Зачастую маленькой победой для меня становилось осознание того, что я освободился от власти еще одних пут прошлого. Я сам контролировал, как быстро худею, и мне нравилось не только что прошлое уходит из моего тела (жир походил на древесные кольца, только уменьшался и исчезал), но и что люди растерянно на меня глядят, не узнавая с первого раза, удивленно всматриваясь в мое лицо. Я стал другим мальчиком.
– Мне кажется, он специально себя истязает, – сказала мама, повернувшись ко мне.
Ее высокие каблуки постукивали по полу. Я вспомнил плеть, опускавшуюся на искалеченное, окровавленное тело Иисуса. Нет, то, что я делал, нельзя назвать истязанием. Это был самоконтроль. Когда доктор Джулия поможет мне повысить уровень тестостерона, я обрету еще больший самоконтроль.
– Милый, мне кажется, ты истязаешь себя.
– У меня есть свое мнение по поводу того, что происходит, Гаррард.
Доктор Джулия произнесла мое имя так, словно то была очень хрупкая вещица в крепкой хватке ее медлительной деревенской речи.
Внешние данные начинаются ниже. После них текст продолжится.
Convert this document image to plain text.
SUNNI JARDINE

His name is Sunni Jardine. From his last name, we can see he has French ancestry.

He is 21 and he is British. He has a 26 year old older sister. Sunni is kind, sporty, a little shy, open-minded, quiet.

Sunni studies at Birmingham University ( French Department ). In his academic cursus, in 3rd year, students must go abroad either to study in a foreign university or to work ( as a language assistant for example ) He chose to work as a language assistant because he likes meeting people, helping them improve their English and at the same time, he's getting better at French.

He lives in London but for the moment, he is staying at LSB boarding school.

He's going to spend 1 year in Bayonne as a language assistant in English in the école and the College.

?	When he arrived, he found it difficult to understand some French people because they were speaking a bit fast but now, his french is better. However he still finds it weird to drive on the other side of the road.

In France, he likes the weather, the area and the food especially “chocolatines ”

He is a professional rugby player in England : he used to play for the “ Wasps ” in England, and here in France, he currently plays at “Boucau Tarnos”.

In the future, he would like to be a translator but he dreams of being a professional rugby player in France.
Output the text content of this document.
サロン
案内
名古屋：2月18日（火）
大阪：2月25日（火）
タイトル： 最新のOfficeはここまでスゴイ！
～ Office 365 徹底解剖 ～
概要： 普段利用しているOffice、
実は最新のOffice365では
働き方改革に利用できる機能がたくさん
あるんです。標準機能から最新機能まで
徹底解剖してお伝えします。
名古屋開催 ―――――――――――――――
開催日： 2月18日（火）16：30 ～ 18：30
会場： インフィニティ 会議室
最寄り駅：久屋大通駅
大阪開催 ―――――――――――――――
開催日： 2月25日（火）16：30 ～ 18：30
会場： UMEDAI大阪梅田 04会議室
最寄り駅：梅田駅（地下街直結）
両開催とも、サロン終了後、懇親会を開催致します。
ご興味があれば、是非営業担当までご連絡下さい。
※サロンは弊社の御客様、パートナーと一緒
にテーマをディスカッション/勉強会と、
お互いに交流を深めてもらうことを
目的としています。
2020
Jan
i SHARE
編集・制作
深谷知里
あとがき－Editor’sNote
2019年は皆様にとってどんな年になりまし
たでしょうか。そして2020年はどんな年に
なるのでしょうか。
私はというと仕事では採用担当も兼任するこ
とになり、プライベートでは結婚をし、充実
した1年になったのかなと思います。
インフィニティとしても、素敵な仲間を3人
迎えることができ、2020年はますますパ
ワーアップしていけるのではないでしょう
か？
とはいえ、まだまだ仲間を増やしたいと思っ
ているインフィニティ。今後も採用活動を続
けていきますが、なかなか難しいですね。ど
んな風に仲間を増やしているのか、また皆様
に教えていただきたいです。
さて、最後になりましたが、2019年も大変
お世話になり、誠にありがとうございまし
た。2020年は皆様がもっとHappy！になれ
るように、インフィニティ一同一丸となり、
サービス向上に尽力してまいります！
Именно так деликатно и стоило обращаться с моим именем. Оно было частью семейной истории; имя с гордостью передавалось от мужчины к мужчине, от прапрадеда к прадеду, а потом к деду и, наконец, ко мне. И мама, и доктор Джулия, и я понимали, что если я провалю тест на мужественность, то никогда уже не добавлю еще одного тезку в нашу семейную ветвь. Вместо этого с моим именем всегда будет ассоциироваться окончательный распад семьи, огромная дыра под ним в семейном древе.
– Ты слышишь? – спросила доктор Джулия. – Мы думаем, что мне с тобой стоит поговорить наедине.
Мама прошуршала прочь из комнаты. Дверь закрылась. Отражавшийся от плитки свет походил на сияющие небесные тела.
– Ну вот, – сказала доктор Джулия.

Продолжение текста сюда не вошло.